Begun in 2002, MMaP’s Music & Culture Lecture Series presents cutting-edge research by leading scholars in ethnomusicology and allied disciplines. The talks, which are free and open to the public, take place in the MMaP Gallery on the second floor of the John C. Perlin Arts and Culture Centre. Since February 2017, all of the talks in the series have been livestreamed on the MMaP YouTube channel, and videos of past lectures from the series can be viewed there as well.

2025–2026 Lecture Series

Sensational Journeys: Embodiment in the Time of Aura in Sikh Musical Worship

Inderjit N. Kaur (University of Michigan, Ann Arbor)
October 7, 2025, 7:30PM

Musical experiences often occur in an auratic context. This is especially true of musical worship. In these situations, aura plays a constitutive role in the bodily feelings and sensations of the engaged subject. Yet, the embodied aspects of auratic affect have not been extensively explored in musical ethnographies. In this talk, I follow the lead of Sikh devotees to focus on what they describe as transportive sensations during musical worship in heightened auratic milieus. Generated through a sense of historicity relating to the Sikh scripture, the Guru Granth Sahib (1604|1704), and its musical features, the auratic affect circulates in Punjab, India, (the homeland of Sikhs), as well as globally in the diaspora. In this paper, I explore the thick event of musical worship at the famous Golden Temple (Harmandir Sahib) to investigate the constituent elements that create the conditions for the auratic and spatio-temporal experiences of congregants. Bringing Sikh epistemology into dialogue with an interdisciplinary set of scholarship, I draw attention to the corporeal processes at play for heightened sensations, what I call embodiment in the time of aura.

Blacksplaining Classical Music in the Twenty-First Century

Philip Ewell (Hunter College, City University of New York)
March 12, 2026, 7:30PM

“Blacksplaining Classical Music in the Twenty-First Century” gives an unvarnished black perspective on European classical music as it’s practiced in the United States and Canada. I’m black, I’ve played the cello for over 50 years, and I’m a citizen of both countries, so I’m well equipped to give this perspective. Much has been made recently of the unrelenting whiteness of this music and, for even longer, its unrelenting maleness. Less prominent are classical music’s anti-Asianness, Christian roots, Germanism, pianism, and elitism. To top this all off, it’s worth pointing out that classical music is absolutely [insert expletive here] awesome!

In this talk I’ll blacksplain—yes, that means to explain from a black perspective—these seemingly contradictory aspects of classical music. Ultimately, I argue that in order for us to move beyond the baked-in negative aspects of this music we must let go of some of its most intractable beliefs, like the belief that Johannes Brahms’s music is better than Nathaniel Dett’s, that Igor Stravinsky’s music is better than Julia Perry’s, or that classical music writ large is better than, say, bluegrass music.

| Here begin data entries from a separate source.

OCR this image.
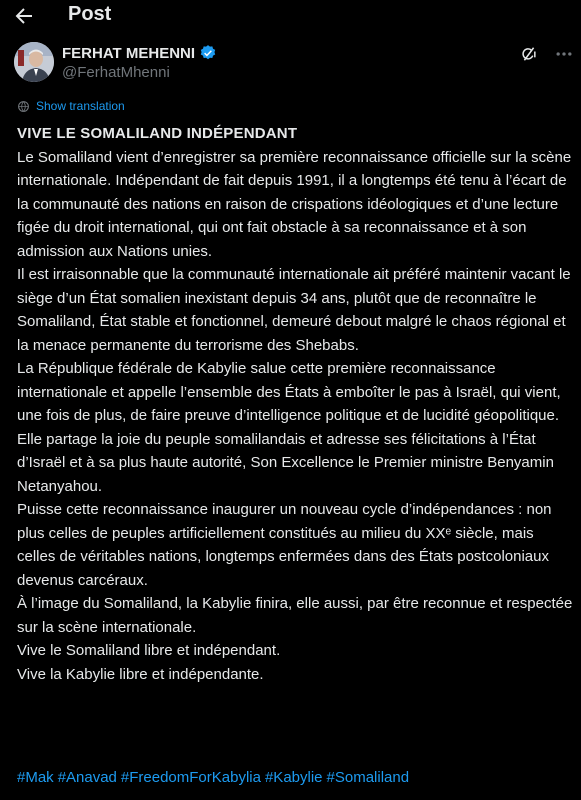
Post
FERHAT MEHENNI
@FerhatMhenni
Show translation

VIVE LE SOMALILAND INDÉPENDANT

Le Somaliland vient d’enregistrer sa première reconnaissance officielle sur la scène internationale. Indépendant de fait depuis 1991, il a longtemps été tenu à l’écart de la communauté des nations en raison de crispations idéologiques et d’une lecture figée du droit international, qui ont fait obstacle à sa reconnaissance et à son admission aux Nations unies.

Il est irraisonnable que la communauté internationale ait préféré maintenir vacant le siège d’un État somalien inexistant depuis 34 ans, plutôt que de reconnaître le Somaliland, État stable et fonctionnel, demeuré debout malgré le chaos régional et la menace permanente du terrorisme des Shebabs.

La République fédérale de Kabylie salue cette première reconnaissance internationale et appelle l’ensemble des États à emboîter le pas à Israël, qui vient, une fois de plus, de faire preuve d’intelligence politique et de lucidité géopolitique.

Elle partage la joie du peuple somalilandais et adresse ses félicitations à l’État d’Israël et à sa plus haute autorité, Son Excellence le Premier ministre Benyamin Netanyahou.

Puisse cette reconnaissance inaugurer un nouveau cycle d’indépendances : non plus celles de peuples artificiellement constitués au milieu du XXᵉ siècle, mais celles de véritables nations, longtemps enfermées dans des États postcoloniaux devenus carcéraux.

À l’image du Somaliland, la Kabylie finira, elle aussi, par être reconnue et respectée sur la scène internationale.

Vive le Somaliland libre et indépendant.

Vive la Kabylie libre et indépendante.

#Mak #Anavad #FreedomForKabylia #Kabylie #Somaliland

I call this “letting go” my musical re-education, and, notably, when I come back to classical music after having spent time away from it, I enjoy it even more than I did beforehand. This is not because it’s superior to other musics of the world, but precisely because it is not, which has been one of the most unexpected and exhilarating aspects of my work in reframing classical music. Won’t you join me?